Comments (12)
#626 is definitely related to this. The Dataflow PubSub setup is extremely tricky to get right. They create a boat load of CloudBigtableSingleTableWriteFn's, each with its own buffered mutator. Apparently, there are also cases where the WriteFn will not be cleaned up by dataflow.
I'll work on this ASAP.
from java-bigtable-hbase.
I was hoping to finish everything by EOD today, but I still have a couple of things to do. I fixed some of the issues. #635 should be a decent bandaid, for now.
from java-bigtable-hbase.
I just deployed a new snapshot with a boat load of changes linked fro this issue. Can you please take it for a test drive?
from java-bigtable-hbase.
Took the current 0.2.3-SNAPSHOT
for a spin and things look a lot better. Thread count is high at ~7k but doesn't seem to be growing.

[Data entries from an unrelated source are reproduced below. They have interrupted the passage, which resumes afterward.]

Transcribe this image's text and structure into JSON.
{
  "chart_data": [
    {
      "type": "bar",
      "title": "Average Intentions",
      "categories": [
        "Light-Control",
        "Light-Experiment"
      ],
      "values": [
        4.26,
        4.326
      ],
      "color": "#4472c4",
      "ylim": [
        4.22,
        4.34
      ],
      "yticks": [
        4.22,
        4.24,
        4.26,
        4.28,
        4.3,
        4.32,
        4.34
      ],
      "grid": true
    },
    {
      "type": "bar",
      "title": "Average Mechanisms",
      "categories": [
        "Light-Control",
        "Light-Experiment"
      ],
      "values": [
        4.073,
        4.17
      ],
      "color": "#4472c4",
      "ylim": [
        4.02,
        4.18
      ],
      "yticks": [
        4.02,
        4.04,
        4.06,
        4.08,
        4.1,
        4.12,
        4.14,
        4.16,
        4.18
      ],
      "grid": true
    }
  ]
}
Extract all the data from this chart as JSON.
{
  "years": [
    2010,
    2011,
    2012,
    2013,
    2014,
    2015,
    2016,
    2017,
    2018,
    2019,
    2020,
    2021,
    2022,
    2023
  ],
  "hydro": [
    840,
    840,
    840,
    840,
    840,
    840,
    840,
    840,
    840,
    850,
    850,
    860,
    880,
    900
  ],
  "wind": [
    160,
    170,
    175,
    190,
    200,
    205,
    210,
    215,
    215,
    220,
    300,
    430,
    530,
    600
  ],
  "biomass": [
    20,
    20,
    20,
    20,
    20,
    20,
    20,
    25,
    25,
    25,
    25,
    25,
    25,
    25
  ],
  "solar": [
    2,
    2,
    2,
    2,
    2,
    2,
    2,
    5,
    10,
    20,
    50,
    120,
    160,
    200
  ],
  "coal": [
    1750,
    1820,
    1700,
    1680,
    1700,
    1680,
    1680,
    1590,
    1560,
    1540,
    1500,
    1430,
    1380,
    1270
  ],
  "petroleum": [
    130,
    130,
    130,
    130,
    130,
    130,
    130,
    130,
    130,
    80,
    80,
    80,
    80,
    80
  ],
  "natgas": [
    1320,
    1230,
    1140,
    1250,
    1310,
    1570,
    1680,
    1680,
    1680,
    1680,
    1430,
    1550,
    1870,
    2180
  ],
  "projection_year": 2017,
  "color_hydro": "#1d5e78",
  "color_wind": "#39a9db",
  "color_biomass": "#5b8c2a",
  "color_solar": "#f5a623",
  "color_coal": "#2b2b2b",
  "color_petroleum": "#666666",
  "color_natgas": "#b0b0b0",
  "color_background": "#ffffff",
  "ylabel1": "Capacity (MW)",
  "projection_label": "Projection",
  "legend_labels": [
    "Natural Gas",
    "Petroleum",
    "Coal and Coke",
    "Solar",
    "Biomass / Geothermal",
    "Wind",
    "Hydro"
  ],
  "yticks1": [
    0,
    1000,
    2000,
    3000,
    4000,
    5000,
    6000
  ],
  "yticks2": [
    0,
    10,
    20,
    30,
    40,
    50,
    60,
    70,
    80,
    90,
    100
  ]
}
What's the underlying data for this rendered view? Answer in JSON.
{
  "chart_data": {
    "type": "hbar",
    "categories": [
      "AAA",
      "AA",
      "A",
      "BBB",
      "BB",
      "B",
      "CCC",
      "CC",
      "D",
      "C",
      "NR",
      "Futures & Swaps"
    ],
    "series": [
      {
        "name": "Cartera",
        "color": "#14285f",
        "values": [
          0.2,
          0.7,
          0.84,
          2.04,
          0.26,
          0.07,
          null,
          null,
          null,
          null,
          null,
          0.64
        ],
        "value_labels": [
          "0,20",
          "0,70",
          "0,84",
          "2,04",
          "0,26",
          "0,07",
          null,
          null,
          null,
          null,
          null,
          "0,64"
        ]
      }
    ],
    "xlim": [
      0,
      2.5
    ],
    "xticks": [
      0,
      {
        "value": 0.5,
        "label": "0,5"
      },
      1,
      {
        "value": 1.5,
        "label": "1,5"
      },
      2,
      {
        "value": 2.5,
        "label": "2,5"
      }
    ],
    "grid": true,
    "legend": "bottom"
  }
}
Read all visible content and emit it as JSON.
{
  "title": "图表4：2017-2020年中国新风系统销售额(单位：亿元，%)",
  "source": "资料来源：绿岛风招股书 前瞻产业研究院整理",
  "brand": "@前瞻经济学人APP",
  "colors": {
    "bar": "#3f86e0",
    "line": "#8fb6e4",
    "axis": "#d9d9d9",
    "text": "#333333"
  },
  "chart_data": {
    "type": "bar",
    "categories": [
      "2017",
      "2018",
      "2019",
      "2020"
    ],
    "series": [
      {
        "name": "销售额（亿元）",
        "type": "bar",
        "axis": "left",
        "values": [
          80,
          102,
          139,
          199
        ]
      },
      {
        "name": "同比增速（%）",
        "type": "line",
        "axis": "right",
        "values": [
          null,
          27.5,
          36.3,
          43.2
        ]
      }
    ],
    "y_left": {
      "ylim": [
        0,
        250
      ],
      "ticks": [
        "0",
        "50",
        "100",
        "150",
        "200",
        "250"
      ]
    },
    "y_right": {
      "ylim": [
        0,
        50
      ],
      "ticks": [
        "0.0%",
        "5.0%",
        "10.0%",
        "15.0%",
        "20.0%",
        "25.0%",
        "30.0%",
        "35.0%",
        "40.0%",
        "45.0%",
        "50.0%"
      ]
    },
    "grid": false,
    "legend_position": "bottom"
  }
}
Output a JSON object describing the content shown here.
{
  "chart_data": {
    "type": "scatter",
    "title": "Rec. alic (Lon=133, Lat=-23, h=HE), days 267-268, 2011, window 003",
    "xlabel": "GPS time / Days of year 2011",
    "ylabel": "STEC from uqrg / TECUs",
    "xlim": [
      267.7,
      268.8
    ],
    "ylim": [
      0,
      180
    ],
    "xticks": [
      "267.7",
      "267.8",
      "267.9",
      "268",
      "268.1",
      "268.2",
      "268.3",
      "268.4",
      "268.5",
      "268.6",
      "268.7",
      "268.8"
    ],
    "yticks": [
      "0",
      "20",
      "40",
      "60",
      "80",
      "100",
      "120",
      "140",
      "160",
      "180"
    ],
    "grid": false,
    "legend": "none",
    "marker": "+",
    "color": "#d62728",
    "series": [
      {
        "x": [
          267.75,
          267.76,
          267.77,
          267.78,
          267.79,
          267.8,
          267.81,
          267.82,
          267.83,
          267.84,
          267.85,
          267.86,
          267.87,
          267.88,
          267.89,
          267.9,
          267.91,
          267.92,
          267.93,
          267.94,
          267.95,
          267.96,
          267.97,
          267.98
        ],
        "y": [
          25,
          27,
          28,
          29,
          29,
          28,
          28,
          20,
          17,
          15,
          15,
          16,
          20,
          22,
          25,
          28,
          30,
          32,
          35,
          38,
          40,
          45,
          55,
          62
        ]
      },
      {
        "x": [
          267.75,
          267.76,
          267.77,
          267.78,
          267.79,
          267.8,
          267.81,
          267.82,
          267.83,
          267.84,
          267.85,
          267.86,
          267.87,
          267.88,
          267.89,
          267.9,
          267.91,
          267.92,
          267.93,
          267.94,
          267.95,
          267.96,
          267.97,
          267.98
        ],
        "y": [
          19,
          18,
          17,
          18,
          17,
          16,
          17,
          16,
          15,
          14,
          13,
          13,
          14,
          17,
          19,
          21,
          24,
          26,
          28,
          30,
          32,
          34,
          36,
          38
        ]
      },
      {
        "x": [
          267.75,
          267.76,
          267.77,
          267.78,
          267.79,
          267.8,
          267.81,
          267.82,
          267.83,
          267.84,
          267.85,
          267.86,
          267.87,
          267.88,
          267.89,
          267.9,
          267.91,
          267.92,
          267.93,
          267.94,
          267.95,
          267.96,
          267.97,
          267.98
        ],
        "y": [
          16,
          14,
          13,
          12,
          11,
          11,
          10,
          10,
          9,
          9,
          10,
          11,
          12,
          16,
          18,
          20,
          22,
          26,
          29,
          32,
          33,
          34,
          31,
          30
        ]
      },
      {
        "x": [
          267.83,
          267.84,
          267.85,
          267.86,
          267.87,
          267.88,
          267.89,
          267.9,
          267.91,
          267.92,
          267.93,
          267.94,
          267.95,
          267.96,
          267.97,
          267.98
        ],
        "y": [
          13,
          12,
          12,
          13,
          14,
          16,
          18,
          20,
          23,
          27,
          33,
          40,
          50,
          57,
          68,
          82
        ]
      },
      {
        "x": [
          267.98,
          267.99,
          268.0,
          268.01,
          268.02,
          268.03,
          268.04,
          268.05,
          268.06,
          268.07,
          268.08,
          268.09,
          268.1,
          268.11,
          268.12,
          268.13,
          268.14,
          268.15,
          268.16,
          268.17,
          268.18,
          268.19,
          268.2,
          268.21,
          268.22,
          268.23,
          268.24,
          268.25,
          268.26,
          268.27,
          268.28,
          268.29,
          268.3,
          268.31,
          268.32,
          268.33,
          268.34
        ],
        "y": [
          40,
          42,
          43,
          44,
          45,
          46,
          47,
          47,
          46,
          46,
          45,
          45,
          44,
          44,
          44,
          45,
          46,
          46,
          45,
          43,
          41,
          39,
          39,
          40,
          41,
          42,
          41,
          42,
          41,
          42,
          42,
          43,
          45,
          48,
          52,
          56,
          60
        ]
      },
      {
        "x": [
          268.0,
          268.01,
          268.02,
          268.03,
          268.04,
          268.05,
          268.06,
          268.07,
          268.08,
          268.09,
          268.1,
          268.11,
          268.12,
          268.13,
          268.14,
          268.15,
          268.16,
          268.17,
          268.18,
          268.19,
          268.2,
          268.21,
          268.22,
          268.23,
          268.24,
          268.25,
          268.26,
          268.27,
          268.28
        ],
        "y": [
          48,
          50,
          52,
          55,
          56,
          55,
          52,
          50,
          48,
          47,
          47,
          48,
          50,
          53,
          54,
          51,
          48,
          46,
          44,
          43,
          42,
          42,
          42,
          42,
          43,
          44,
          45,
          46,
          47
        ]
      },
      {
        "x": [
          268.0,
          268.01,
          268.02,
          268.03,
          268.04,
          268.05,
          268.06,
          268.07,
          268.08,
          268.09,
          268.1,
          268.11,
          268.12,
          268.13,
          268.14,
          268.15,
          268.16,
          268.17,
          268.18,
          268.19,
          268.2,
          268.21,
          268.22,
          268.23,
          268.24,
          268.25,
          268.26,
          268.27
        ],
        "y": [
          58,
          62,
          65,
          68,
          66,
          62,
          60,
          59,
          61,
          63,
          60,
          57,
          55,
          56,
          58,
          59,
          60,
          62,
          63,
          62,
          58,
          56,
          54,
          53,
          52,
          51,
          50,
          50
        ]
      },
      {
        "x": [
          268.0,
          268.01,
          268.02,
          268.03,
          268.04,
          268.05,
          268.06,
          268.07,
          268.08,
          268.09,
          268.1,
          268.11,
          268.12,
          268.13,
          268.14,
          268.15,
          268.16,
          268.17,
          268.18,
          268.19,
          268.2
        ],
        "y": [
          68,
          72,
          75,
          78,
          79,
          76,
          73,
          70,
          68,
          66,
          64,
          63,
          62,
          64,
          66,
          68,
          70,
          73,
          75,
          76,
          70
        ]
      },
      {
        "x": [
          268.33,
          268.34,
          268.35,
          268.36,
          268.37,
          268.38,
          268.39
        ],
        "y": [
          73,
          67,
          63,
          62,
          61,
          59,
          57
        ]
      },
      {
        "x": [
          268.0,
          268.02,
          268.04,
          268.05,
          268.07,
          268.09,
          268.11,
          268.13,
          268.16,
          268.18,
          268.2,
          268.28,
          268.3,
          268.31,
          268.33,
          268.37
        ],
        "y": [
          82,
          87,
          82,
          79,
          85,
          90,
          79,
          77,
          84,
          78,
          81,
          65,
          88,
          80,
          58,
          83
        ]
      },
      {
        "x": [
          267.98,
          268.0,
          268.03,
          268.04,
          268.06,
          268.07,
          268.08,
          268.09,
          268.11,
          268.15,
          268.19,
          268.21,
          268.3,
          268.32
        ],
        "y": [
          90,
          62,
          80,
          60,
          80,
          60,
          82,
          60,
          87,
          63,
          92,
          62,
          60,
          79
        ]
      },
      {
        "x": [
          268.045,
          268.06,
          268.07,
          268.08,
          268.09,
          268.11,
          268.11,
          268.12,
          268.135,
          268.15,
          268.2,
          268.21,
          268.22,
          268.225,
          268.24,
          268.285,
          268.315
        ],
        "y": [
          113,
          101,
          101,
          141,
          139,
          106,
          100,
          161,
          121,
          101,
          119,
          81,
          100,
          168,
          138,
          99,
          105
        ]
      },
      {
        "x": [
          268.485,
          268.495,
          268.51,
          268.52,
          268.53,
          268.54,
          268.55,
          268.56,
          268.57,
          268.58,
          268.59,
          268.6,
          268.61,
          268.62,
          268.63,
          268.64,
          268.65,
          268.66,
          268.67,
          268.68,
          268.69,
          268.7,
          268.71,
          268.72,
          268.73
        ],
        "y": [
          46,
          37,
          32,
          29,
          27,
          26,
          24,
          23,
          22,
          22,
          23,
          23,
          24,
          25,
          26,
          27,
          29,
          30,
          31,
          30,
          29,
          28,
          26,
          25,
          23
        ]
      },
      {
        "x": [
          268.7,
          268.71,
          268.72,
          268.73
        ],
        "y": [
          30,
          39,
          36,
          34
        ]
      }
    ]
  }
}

Did a jstack of the DF worker java process. Here's a rough breakdown of the thread counts:
- 3600
bigtable-connection-shared-executor-poolY-tX
threads - 1800
bigtable-grpc-elg-X
threads - 2100
reconnection-async-close-X
threads - ~300 threads blocking on loading hbase/bigtable configuration, all with the below stack trace:
"Thread-313" #350 daemon prio=1 os_prio=0 tid=0x00007f93482b7000 nid=0x193 waiting for monitor entry [0x00007f920a7e3000]
java.lang.Thread.State: BLOCKED (on object monitor)
at java.util.zip.ZipFile.getEntry(ZipFile.java:308)
- waiting to lock <0x0000000083309e70> (a java.util.jar.JarFile)
at java.util.jar.JarFile.getEntry(JarFile.java:240)
at java.util.jar.JarFile.getJarEntry(JarFile.java:223)
at sun.misc.URLClassPath$JarLoader.getResource(URLClassPath.java:1005)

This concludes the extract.